Australians love property. For many, it’s seen as the ultimate path to wealth. But as retirement approaches, property can become more of a challenge than a solution. Financial expert Jason Featherby from Leeuwin Wealth joined Table Talk with Doug to share his advice on property, super, and planning for the years ahead.
Should You Keep Property in Retirement?
Property has been a great investment for many Australians. But Jason explained that retirement changes the equation.
“Property can have some drawbacks in retirement,” he said. “It’s not always liquid. You can’t just sell a couple of tiles if you need money for a holiday.”

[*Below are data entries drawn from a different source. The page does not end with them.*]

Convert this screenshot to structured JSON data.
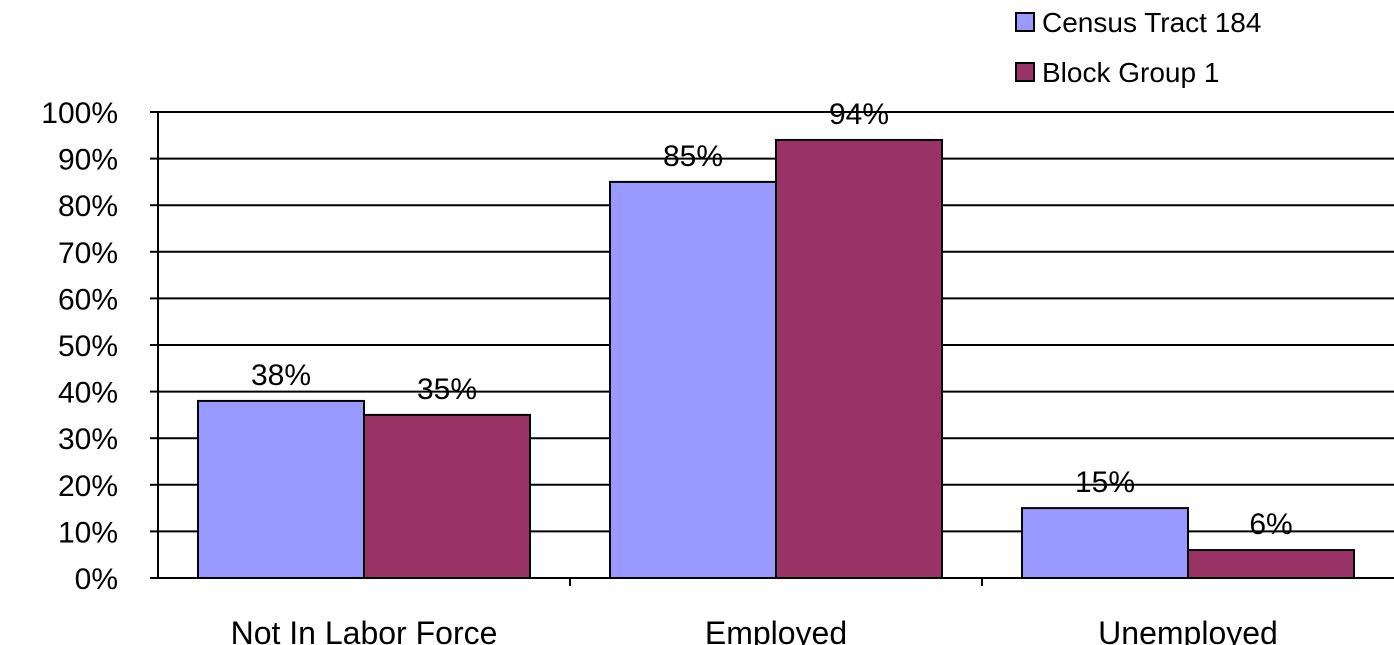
{
  "chart_data": {
    "type": "bar",
    "title": "",
    "xlabel": "",
    "ylabel": "",
    "categories": [
      "Not In Labor Force",
      "Employed",
      "Unemployed"
    ],
    "series": [
      {
        "name": "Census Tract 184",
        "values": [
          38,
          85,
          15
        ],
        "labels": [
          "38%",
          "85%",
          "15%"
        ],
        "color": "#9999ff"
      },
      {
        "name": "Block Group 1",
        "values": [
          35,
          94,
          6
        ],
        "labels": [
          "35%",
          "94%",
          "6%"
        ],
        "color": "#993366"
      }
    ],
    "ylim": [
      0,
      100
    ],
    "yticks": [
      0,
      10,
      20,
      30,
      40,
      50,
      60,
      70,
      80,
      90,
      100
    ],
    "ytick_labels": [
      "0%",
      "10%",
      "20%",
      "30%",
      "40%",
      "50%",
      "60%",
      "70%",
      "80%",
      "90%",
      "100%"
    ],
    "grid": true,
    "legend_position": "top-right"
  }
}
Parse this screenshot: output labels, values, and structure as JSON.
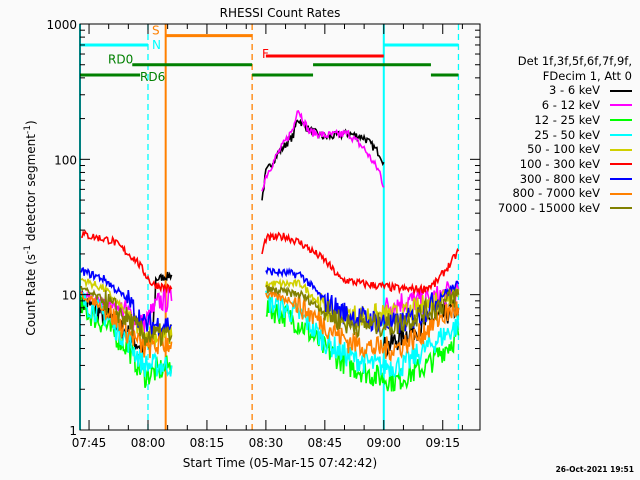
{
  "chart_data": {
    "type": "line",
    "title": "RHESSI Count Rates",
    "xlabel": "Start Time (05-Mar-15 07:42:42)",
    "ylabel": "Count Rate (s",
    "ylabel_sup": "-1",
    "ylabel_mid": " detector segment",
    "ylabel_sup2": "-1",
    "ylabel_end": ")",
    "xlim": [
      "07:42:42",
      "09:24:30"
    ],
    "ylim": [
      1,
      1000
    ],
    "yscale": "log",
    "x_ticks": [
      "07:45",
      "08:00",
      "08:15",
      "08:30",
      "08:45",
      "09:00",
      "09:15"
    ],
    "y_ticks": [
      "1",
      "10",
      "100",
      "1000"
    ],
    "legend_header": [
      "Det 1f,3f,5f,6f,7f,9f,",
      "FDecim 1, Att 0"
    ],
    "legend_position": "right",
    "series": [
      {
        "name": "3 - 6 keV",
        "color": "#000000",
        "segments": [
          [
            [
              "07:43",
              9
            ],
            [
              "07:49",
              7
            ],
            [
              "07:55",
              5
            ],
            [
              "07:59",
              4
            ],
            [
              "08:01",
              4
            ],
            [
              "08:02",
              13
            ],
            [
              "08:06",
              14
            ]
          ],
          [
            [
              "08:29",
              50
            ],
            [
              "08:30",
              80
            ],
            [
              "08:33",
              110
            ],
            [
              "08:37",
              150
            ],
            [
              "08:38",
              200
            ],
            [
              "08:41",
              165
            ],
            [
              "08:45",
              145
            ],
            [
              "08:51",
              155
            ],
            [
              "08:55",
              145
            ],
            [
              "08:59",
              110
            ],
            [
              "09:00",
              95
            ]
          ],
          [
            [
              "09:00",
              4
            ],
            [
              "09:05",
              5
            ],
            [
              "09:10",
              6
            ],
            [
              "09:15",
              7
            ],
            [
              "09:19",
              8
            ]
          ]
        ]
      },
      {
        "name": "6 - 12 keV",
        "color": "#ff00ff",
        "segments": [
          [
            [
              "07:43",
              10
            ],
            [
              "07:53",
              8
            ],
            [
              "07:59",
              6
            ],
            [
              "08:03",
              9
            ],
            [
              "08:06",
              9
            ]
          ],
          [
            [
              "08:29",
              60
            ],
            [
              "08:30",
              75
            ],
            [
              "08:33",
              110
            ],
            [
              "08:37",
              170
            ],
            [
              "08:38",
              240
            ],
            [
              "08:41",
              160
            ],
            [
              "08:45",
              150
            ],
            [
              "08:51",
              155
            ],
            [
              "08:55",
              120
            ],
            [
              "08:59",
              80
            ],
            [
              "09:00",
              62
            ]
          ],
          [
            [
              "09:00",
              8
            ],
            [
              "09:05",
              9
            ],
            [
              "09:11",
              9
            ],
            [
              "09:19",
              11
            ]
          ]
        ]
      },
      {
        "name": "12 - 25 keV",
        "color": "#00ff00",
        "segments": [
          [
            [
              "07:43",
              8
            ],
            [
              "07:49",
              6
            ],
            [
              "07:55",
              4
            ],
            [
              "07:59",
              2.5
            ],
            [
              "08:06",
              3
            ]
          ],
          [
            [
              "08:30",
              8
            ],
            [
              "08:35",
              7
            ],
            [
              "08:39",
              6
            ],
            [
              "08:45",
              4
            ],
            [
              "08:51",
              3
            ],
            [
              "08:58",
              2.5
            ],
            [
              "09:03",
              2.3
            ],
            [
              "09:11",
              3
            ],
            [
              "09:19",
              5
            ]
          ]
        ]
      },
      {
        "name": "25 - 50 keV",
        "color": "#00ffff",
        "segments": [
          [
            [
              "07:43",
              9
            ],
            [
              "07:49",
              7
            ],
            [
              "07:55",
              4.5
            ],
            [
              "07:59",
              3
            ],
            [
              "08:06",
              3
            ]
          ],
          [
            [
              "08:30",
              9
            ],
            [
              "08:39",
              7
            ],
            [
              "08:45",
              4.5
            ],
            [
              "08:51",
              3.5
            ],
            [
              "08:58",
              3
            ],
            [
              "09:05",
              3
            ],
            [
              "09:13",
              4.5
            ],
            [
              "09:19",
              6
            ]
          ]
        ]
      },
      {
        "name": "50 - 100 keV",
        "color": "#d0d000",
        "segments": [
          [
            [
              "07:43",
              13
            ],
            [
              "07:49",
              11
            ],
            [
              "07:55",
              7
            ],
            [
              "07:59",
              5
            ],
            [
              "08:06",
              5
            ]
          ],
          [
            [
              "08:30",
              12
            ],
            [
              "08:39",
              12
            ],
            [
              "08:43",
              9
            ],
            [
              "08:47",
              7
            ],
            [
              "08:58",
              7
            ],
            [
              "09:05",
              7
            ],
            [
              "09:13",
              9
            ],
            [
              "09:19",
              11
            ]
          ]
        ]
      },
      {
        "name": "100 - 300 keV",
        "color": "#ff0000",
        "segments": [
          [
            [
              "07:43",
              28
            ],
            [
              "07:51",
              25
            ],
            [
              "07:57",
              18
            ],
            [
              "08:01",
              12
            ],
            [
              "08:06",
              11
            ]
          ],
          [
            [
              "08:29",
              20
            ],
            [
              "08:30",
              26
            ],
            [
              "08:35",
              27
            ],
            [
              "08:39",
              24
            ],
            [
              "08:45",
              18
            ],
            [
              "08:49",
              13
            ],
            [
              "08:55",
              12
            ],
            [
              "09:05",
              11
            ],
            [
              "09:10",
              11
            ],
            [
              "09:13",
              12
            ],
            [
              "09:17",
              17
            ],
            [
              "09:19",
              21
            ]
          ]
        ]
      },
      {
        "name": "300 - 800 keV",
        "color": "#0000ff",
        "segments": [
          [
            [
              "07:43",
              15
            ],
            [
              "07:49",
              13
            ],
            [
              "07:55",
              9
            ],
            [
              "07:59",
              6
            ],
            [
              "08:06",
              6
            ]
          ],
          [
            [
              "08:30",
              15
            ],
            [
              "08:39",
              14
            ],
            [
              "08:45",
              9
            ],
            [
              "08:51",
              7
            ],
            [
              "09:03",
              6
            ],
            [
              "09:09",
              7
            ],
            [
              "09:15",
              10
            ],
            [
              "09:19",
              12
            ]
          ]
        ]
      },
      {
        "name": "800 - 7000 keV",
        "color": "#ff8000",
        "segments": [
          [
            [
              "07:43",
              10
            ],
            [
              "07:49",
              8
            ],
            [
              "07:53",
              6
            ],
            [
              "07:59",
              4
            ],
            [
              "08:06",
              4.5
            ]
          ],
          [
            [
              "08:30",
              10
            ],
            [
              "08:37",
              9
            ],
            [
              "08:45",
              6
            ],
            [
              "08:51",
              4.5
            ],
            [
              "08:58",
              4
            ],
            [
              "09:03",
              4
            ],
            [
              "09:09",
              5
            ],
            [
              "09:15",
              7
            ],
            [
              "09:19",
              8
            ]
          ]
        ]
      },
      {
        "name": "7000 - 15000 keV",
        "color": "#808000",
        "segments": [
          [
            [
              "07:43",
              11
            ],
            [
              "07:49",
              9
            ],
            [
              "07:55",
              6.5
            ],
            [
              "07:59",
              5
            ],
            [
              "08:06",
              5
            ]
          ],
          [
            [
              "08:30",
              11
            ],
            [
              "08:39",
              10
            ],
            [
              "08:45",
              7.5
            ],
            [
              "08:51",
              6
            ],
            [
              "09:03",
              6
            ],
            [
              "09:13",
              8
            ],
            [
              "09:19",
              10
            ]
          ]
        ]
      }
    ],
    "annotations": {
      "bars": [
        {
          "label": "N",
          "color": "#00ffff",
          "level": 700,
          "ranges": [
            [
              "07:42:42",
              "08:00"
            ],
            [
              "09:00",
              "09:19"
            ]
          ]
        },
        {
          "label": "S",
          "color": "#ff8000",
          "level": 820,
          "ranges": [
            [
              "08:04:30",
              "08:26:30"
            ]
          ]
        },
        {
          "label": "F",
          "color": "#ff0000",
          "level": 580,
          "ranges": [
            [
              "08:30",
              "09:00"
            ]
          ]
        },
        {
          "label": "RD0",
          "color": "#008000",
          "level": 500,
          "ranges": [
            [
              "07:56",
              "08:26:30"
            ],
            [
              "08:42",
              "09:12"
            ]
          ]
        },
        {
          "label": "RD6",
          "color": "#008000",
          "level": 420,
          "ranges": [
            [
              "07:42:42",
              "07:58"
            ],
            [
              "08:26:30",
              "08:42"
            ],
            [
              "09:12",
              "09:19"
            ]
          ]
        }
      ],
      "vlines": [
        {
          "time": "07:42:42",
          "color": "#00ffff",
          "style": "solid"
        },
        {
          "time": "08:00",
          "color": "#00ffff",
          "style": "dashed"
        },
        {
          "time": "08:04:30",
          "color": "#ff8000",
          "style": "solid"
        },
        {
          "time": "08:26:30",
          "color": "#ff8000",
          "style": "dashed"
        },
        {
          "time": "09:00",
          "color": "#00ffff",
          "style": "solid"
        },
        {
          "time": "09:19",
          "color": "#00ffff",
          "style": "dashed"
        }
      ]
    }
  },
  "footer": {
    "timestamp": "26-Oct-2021 19:51"
  }
}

If you have strong super and no debt, holding onto an investment property might make sense. But if property is your only major asset, Jason encouraged getting advice on when and how to sell.
Timing Matters
Selling property isn’t just about whether you want to. Timing is crucial.
“If you’re earning a high income and in the top tax bracket, it might be best to wait until after you retire to sell,” Jason explained. “That way, you can reduce capital gains tax.”
Market timing also plays a role. “You don’t want to sell in a downturn if you can avoid it,” he said.
Income vs. Yield
Many people rely on rental income. But Jason pointed out that rental yields are often too low for retirees.
“In Perth, rental yields are usually 2.5 to 3%,” he said. “That’s a pretty poor return compared to 4.3% on a term deposit, or 5% on blue chip shares.”
On top of that, property can sometimes produce no income at all due to vacancies or unexpected repairs.
Balancing Risk in Super
One listener asked if she should shift her high-risk super into a balanced option at age 55. Jason’s advice was straightforward.
“Yes. Ease it back,” he said. “You may give up a little upside, but you’ll protect yourself if the market falls. You’re never wrong to be a little more careful as you get older.”
How Much Do You Need to Retire?
The big question is how much money is enough. Jason said the numbers are clearer than many think.
“For a comfortable retirement in Australia, a couple needs around $700,000 in super,” he explained. “That provides about $70,000 a year to live on.”
That amount allows for holidays, private health cover, and eating out. For a modest retirement, the figure is closer to $50,000 a year, with about $450,000–$500,000 in super.
Final Thoughts
Property can help build wealth, but it’s not always the best tool for retirement. Liquidity, tax efficiency, and steady income are critical.
Jason’s key message was simple: “Get advice, have a plan, and use super to your advantage. The more you can control, the less you have to worry about in retirement.”